Fakat çok uzun zamandır ilhamı ondan yana değildi. Alaz, İngiltere'deyken kendisini stüdyoya kapatır ve yeni bir ses yaratmak için günler boyunca uykusuz kalırdı. Ama sonuç maalesef ki hep aynıydı. Bir türlü devamı gelmeyen bölük pörçük notlar, bir daha asla tamamlanmamıştı. Ne yaparsa yapsın, ne kadar çabalarsa çabalasın hep bir şeyler eksikti. Tıpkı hayatı gibi..

Alaz her türlü yolu denemişti ilhamını geri kazanmak için. Çeşitli etkinliklere katılmış, değişik müzik türlerini deneyimlemiş, kitaplar okumuş, filmler izlemiş, hatta ve hatta psikoloğa bile gitmişti. Ama ne yazık ki bütün bunlar işe yaramamıştı bu kurak döneminde. Boş defteriyle bakışmak da iyice zor gelmeye başlamıştı artık. Bu nedenle çok uzun zaman önce kesmişti umudunu. Artık şarkı falan yazmayacak, bestelemeyecekti. Başkalarının yazdıklarını düzenlemekle devam edecekti kariyerindeki yolculuğa. Bu nedenle not defterini kaldırıp atmıştı en sonunda.

Yaklaşık yarım saat önce stüdyoda oturmuş birkaç işe göz atarken bir yandan da kahvesini yudumluyordu sakince. Düzenli müşterileri vardı ve yavaştan yeni işler oluşmaya başlamıştı. Şirkette çalışacak elemanlar bulmak için aralıksız görüşmeler de yapıyordu.

Üniversiteden arkadaşları olan Yağız ve Burak hevesle atılmışlardı onunla birlikte çalışmak için. Bu da Alaz'ın işine gelmişti açıkçası. Onların kendi yardımcı ekiplerini kurmaları için mülakatlar yapmaya başlayacaklardı. İkisinin birkaç önerisi de vardı ayrıca. Bu da Alaz için daha az uğraş demekti.

Bütün bunları düşünürken, saatini bitkin bir şekilde kontrol etmişti. 12:35.. Öğle yemeği yiyebilirdi ama canı istememişti nedense.
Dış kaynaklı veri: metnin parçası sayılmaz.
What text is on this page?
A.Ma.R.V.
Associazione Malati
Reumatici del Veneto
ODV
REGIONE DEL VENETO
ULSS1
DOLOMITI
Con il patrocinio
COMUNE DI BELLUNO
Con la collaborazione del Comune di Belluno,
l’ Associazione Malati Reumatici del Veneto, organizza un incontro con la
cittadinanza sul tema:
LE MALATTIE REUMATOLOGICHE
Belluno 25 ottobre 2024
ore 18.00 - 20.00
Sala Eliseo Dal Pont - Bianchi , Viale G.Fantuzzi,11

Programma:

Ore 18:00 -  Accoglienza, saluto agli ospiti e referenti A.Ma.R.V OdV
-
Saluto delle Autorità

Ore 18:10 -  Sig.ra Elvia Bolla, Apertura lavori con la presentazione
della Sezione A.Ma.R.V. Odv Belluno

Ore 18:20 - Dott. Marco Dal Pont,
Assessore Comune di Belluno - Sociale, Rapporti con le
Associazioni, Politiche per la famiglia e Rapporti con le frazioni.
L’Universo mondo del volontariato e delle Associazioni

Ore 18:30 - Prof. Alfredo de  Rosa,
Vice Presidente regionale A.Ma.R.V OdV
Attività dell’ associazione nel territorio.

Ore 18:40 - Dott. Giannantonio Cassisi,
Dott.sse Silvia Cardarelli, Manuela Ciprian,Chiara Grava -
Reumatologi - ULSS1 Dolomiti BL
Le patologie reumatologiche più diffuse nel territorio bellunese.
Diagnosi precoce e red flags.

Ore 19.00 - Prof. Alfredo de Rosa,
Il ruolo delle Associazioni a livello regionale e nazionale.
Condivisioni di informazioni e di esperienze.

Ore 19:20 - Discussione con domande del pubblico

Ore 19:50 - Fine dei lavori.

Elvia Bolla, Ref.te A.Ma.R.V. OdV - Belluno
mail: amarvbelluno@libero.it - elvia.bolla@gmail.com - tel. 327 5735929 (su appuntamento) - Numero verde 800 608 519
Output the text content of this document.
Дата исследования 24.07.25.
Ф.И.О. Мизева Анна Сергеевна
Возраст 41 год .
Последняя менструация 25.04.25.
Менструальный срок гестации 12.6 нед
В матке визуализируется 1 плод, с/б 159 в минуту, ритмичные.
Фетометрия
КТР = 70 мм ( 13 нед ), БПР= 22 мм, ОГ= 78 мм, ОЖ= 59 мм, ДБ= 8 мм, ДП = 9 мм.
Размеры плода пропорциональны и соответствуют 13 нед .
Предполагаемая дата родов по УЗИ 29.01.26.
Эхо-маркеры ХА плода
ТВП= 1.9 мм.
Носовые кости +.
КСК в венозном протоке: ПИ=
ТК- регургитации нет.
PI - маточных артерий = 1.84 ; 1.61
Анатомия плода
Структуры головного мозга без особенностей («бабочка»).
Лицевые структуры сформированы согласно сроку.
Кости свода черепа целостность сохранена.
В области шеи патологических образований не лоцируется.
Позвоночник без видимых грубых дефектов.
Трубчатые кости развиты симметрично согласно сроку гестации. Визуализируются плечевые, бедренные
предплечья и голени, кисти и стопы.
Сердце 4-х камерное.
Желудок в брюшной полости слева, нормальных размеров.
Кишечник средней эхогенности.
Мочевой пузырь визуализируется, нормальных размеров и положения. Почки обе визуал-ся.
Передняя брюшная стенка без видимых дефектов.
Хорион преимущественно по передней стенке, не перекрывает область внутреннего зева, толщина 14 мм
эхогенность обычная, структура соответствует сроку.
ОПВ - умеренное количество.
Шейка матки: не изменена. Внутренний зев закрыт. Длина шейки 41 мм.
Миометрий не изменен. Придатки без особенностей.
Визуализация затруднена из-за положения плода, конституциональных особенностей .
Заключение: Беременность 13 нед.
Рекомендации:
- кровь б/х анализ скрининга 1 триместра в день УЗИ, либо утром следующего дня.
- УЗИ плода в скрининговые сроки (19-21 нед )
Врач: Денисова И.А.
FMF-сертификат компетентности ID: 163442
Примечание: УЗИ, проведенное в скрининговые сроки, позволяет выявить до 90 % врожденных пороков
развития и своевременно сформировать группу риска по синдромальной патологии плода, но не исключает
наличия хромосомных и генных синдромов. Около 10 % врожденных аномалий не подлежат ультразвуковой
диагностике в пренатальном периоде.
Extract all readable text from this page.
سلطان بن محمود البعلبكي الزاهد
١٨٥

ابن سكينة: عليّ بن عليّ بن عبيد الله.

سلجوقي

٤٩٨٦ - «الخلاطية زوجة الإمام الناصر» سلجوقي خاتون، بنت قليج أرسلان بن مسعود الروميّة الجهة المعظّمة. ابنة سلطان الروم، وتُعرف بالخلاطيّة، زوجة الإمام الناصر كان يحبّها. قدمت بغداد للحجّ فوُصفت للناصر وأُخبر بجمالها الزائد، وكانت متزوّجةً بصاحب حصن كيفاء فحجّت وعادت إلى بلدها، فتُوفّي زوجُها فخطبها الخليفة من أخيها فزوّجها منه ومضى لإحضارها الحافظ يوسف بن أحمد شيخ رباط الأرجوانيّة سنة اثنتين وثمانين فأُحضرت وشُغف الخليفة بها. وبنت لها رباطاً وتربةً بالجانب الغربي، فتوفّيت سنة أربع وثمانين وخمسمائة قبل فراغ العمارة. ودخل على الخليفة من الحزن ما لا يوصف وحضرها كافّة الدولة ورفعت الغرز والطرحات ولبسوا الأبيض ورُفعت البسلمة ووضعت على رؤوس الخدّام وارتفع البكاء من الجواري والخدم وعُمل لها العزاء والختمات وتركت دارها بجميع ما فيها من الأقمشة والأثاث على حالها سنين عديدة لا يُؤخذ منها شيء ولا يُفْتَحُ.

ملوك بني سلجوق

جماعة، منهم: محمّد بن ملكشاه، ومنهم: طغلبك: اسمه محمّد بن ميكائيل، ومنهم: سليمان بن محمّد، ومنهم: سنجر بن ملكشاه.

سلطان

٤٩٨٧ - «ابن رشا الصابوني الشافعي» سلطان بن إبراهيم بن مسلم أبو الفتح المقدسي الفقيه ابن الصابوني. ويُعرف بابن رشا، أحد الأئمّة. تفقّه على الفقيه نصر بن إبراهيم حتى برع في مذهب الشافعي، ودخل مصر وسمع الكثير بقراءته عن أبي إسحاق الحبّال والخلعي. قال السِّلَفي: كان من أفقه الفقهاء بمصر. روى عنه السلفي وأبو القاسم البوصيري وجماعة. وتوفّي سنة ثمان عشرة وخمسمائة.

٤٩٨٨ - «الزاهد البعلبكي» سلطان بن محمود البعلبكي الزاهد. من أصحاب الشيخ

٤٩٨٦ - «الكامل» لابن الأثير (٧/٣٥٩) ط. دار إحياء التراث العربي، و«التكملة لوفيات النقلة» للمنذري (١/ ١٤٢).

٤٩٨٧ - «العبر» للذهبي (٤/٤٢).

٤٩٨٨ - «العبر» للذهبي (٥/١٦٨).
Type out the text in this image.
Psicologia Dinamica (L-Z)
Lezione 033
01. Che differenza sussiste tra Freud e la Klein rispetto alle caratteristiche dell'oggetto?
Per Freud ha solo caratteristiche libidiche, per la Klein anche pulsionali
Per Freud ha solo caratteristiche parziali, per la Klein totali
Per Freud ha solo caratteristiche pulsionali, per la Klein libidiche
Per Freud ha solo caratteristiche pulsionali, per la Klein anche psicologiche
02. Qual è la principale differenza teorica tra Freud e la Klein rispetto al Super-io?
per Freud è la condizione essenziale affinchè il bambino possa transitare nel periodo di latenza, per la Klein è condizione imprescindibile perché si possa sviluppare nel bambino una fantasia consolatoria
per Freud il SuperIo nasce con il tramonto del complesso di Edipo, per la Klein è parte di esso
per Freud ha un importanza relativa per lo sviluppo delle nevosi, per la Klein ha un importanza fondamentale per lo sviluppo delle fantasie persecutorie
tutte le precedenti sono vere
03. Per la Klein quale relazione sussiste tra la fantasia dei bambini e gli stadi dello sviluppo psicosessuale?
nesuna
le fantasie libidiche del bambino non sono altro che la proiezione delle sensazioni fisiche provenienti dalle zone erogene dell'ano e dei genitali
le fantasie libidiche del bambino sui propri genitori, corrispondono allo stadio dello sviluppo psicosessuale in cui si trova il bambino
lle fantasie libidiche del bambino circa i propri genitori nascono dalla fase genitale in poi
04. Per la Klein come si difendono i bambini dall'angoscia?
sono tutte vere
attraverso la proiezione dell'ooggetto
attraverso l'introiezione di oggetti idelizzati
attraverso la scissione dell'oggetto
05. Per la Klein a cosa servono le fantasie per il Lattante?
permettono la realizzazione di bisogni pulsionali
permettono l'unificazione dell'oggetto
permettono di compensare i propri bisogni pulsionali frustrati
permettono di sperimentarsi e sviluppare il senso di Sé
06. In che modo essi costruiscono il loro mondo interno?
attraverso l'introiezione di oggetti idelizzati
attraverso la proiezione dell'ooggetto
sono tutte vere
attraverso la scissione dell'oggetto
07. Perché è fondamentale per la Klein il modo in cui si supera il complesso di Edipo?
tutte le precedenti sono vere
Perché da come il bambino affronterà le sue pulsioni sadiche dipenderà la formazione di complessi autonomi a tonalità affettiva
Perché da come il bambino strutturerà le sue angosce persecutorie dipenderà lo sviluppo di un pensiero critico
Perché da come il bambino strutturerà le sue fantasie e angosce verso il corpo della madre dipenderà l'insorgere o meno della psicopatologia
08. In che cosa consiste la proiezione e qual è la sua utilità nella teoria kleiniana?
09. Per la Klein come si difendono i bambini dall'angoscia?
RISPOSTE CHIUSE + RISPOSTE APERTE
Bunun yerine sert ve rengi neredeyse siyaha dönmüş kahvesini yudumlamayı tercih etmişti. Telefonunun bildirim sesi tüm dikkatini dağıttığında ise parlak ekrana baktı ve hiç ummadığı ismi gördüğünde kocaman gülümsedi. 

Asi Kız:

Müsait misin?

Demek ona mesaj atmıştı? Hem de ilk defa.. Alaz parlak ekrana birkaç saniye boyunca inanamaz bir şekilde baktıktan sonra parmakları hızlıca hareket etmişti.

Siz:

İlk mesajı da attığına göre ilişkimiz giderek daha da ilerliyor Asi Kız 🖤

Alaz sırıtarak yazdığı mesajı göndermiş ve sonrasında kahvesinden bir keyif yudumu almıştı. Şimdi heyecanla parmaklarıyla masanın üzerinde ritim tutuyor ve Asi'nin ona laf sokmasını bekliyordu.